Ok, we're getting caught up in semantics here. I'm not saying kupdate
should switch over to write buffers that might get reclaimed instead of old
buffers. There still needs to be proper flushing of old data.
I am saying that it should be possible to have the best buffer flushed
under memory pressure (by kswapd/bdflush) and still get the old data to
disk in time through kupdate.
>
>> Under memory pressure you write buffers you have a high
>> chance of freeing, during write throttling you write buffers that
>> won't get dirty again right away, and when writing old buffers you
>> write the oldest first.
>>
>> This doesn't mean you can always make the right decision on all 3
>> cases, or that making the right decision is worth the effort ;-)
>
> If we need to do write throttling we should do it at the point where we
> still know its a write, i.e., somewhere in sys_write.
The rest of the stuff below does make sense, but we need to keep in mind
that sys_write isn't the only way to dirty file pages.
> Some time after
> writes are throttled (specified by bdflush parms) all the old write
> buffers will have worked their way through to the drives and your case
> (3) gets all the bandwidth.
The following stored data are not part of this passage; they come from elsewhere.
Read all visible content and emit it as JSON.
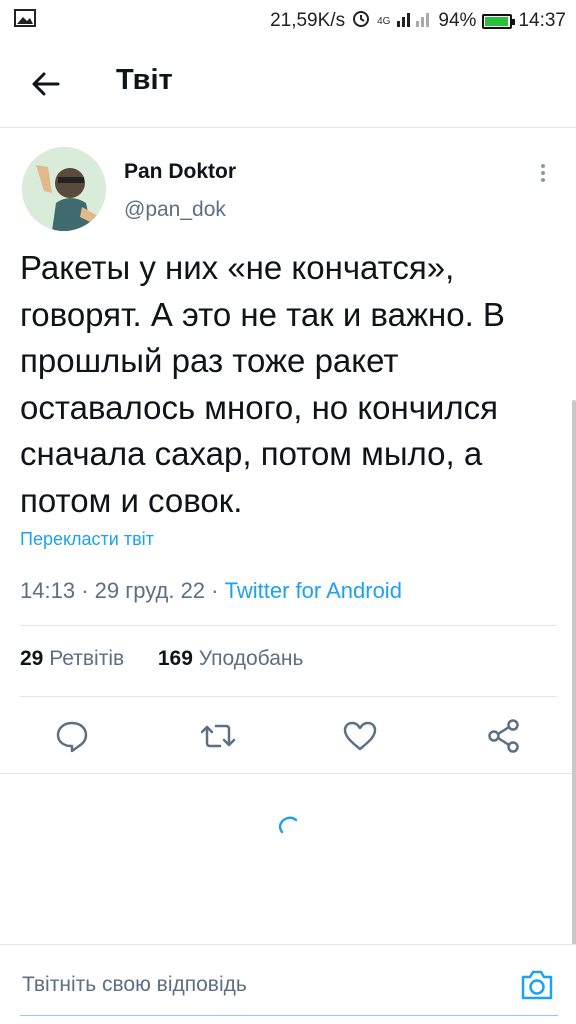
{
  "status_bar": {
    "speed": "21,59K/s",
    "network": "4G",
    "battery": "94%",
    "battery_level": 0.94,
    "time": "14:37"
  },
  "header": {
    "title": "Твіт"
  },
  "tweet": {
    "author_name": "Pan Doktor",
    "author_handle": "@pan_dok",
    "text": "Ракеты у них «не кончатся», говорят. А это не так и важно. В прошлый раз тоже ракет оставалось много, но кончился сначала сахар, потом мыло, а потом и совок.",
    "translate_label": "Перекласти твіт",
    "time": "14:13",
    "date": "29 груд. 22",
    "client": "Twitter for Android",
    "retweet_count": "29",
    "retweet_label": "Ретвітів",
    "like_count": "169",
    "like_label": "Уподобань"
  },
  "actions": {
    "reply_icon": "reply-icon",
    "retweet_icon": "retweet-icon",
    "like_icon": "heart-icon",
    "share_icon": "share-icon"
  },
  "reply_bar": {
    "placeholder": "Твітніть свою відповідь"
  },
  "colors": {
    "accent": "#1da1f2",
    "secondary_text": "#5b7083",
    "divider": "#e1e8ed"
  }
}
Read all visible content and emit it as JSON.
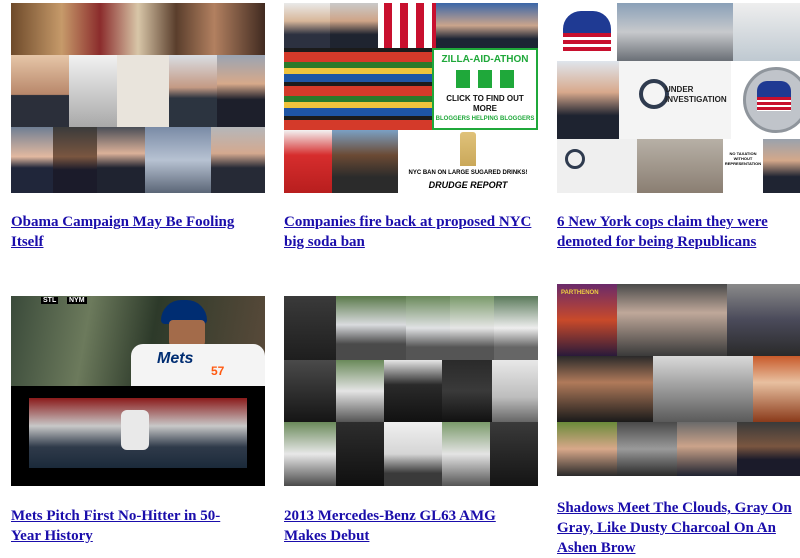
{
  "articles": [
    {
      "title": "Obama Campaign May Be Fooling Itself"
    },
    {
      "title": "Companies fire back at proposed NYC big soda ban",
      "overlay": {
        "zilla_title": "ZILLA-AID-ATHON",
        "zilla_cta": "CLICK TO FIND OUT MORE",
        "zilla_sub": "BLOGGERS HELPING BLOGGERS",
        "ban_caption": "NYC BAN ON LARGE SUGARED DRINKS!",
        "source": "DRUDGE REPORT"
      }
    },
    {
      "title": "6 New York cops claim they were demoted for being Republicans",
      "overlay": {
        "under_investigation": "UNDER INVESTIGATION",
        "sign_text": "NO TAXATION WITHOUT REPRESENTATION"
      }
    },
    {
      "title": "Mets Pitch First No-Hitter in 50-Year History",
      "overlay": {
        "score_team": "STL",
        "score_team2": "NYM",
        "jersey": "Mets",
        "number": "57"
      }
    },
    {
      "title": "2013 Mercedes-Benz GL63 AMG Makes Debut"
    },
    {
      "title": "Shadows Meet The Clouds, Gray On Gray, Like Dusty Charcoal On An Ashen Brow",
      "overlay": {
        "banner": "PARTHENON"
      }
    }
  ],
  "colors": {
    "link": "#1a0dab",
    "zilla_green": "#1fa83a",
    "gop_red": "#c8102e",
    "gop_blue": "#1f3a93",
    "mets_blue": "#002d72",
    "mets_orange": "#ff5910"
  }
}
I don't see a conflict, except that we
> don't have such an upstream write throttling mechanism yet. We sort-of
> have one in that a writer will busy itself trying to help out with lru
> scanning when it can't get a free page for the page cache. This has the
> ugly result that we have bunches of processes spinning on the lru lock
> and we have no idea what the queue scanning rates really are. We can do
> something much more intelligent and predictable there and we'll be a lot
> closer to being able to balance intelligently between your cases.
>
> By the way, I think you should combine (2) and (3) using an and, which
> gets us back to the "kupdate thing" vs the "bdflush thing".
Perhaps, since I think they would be handled in roughly the same way.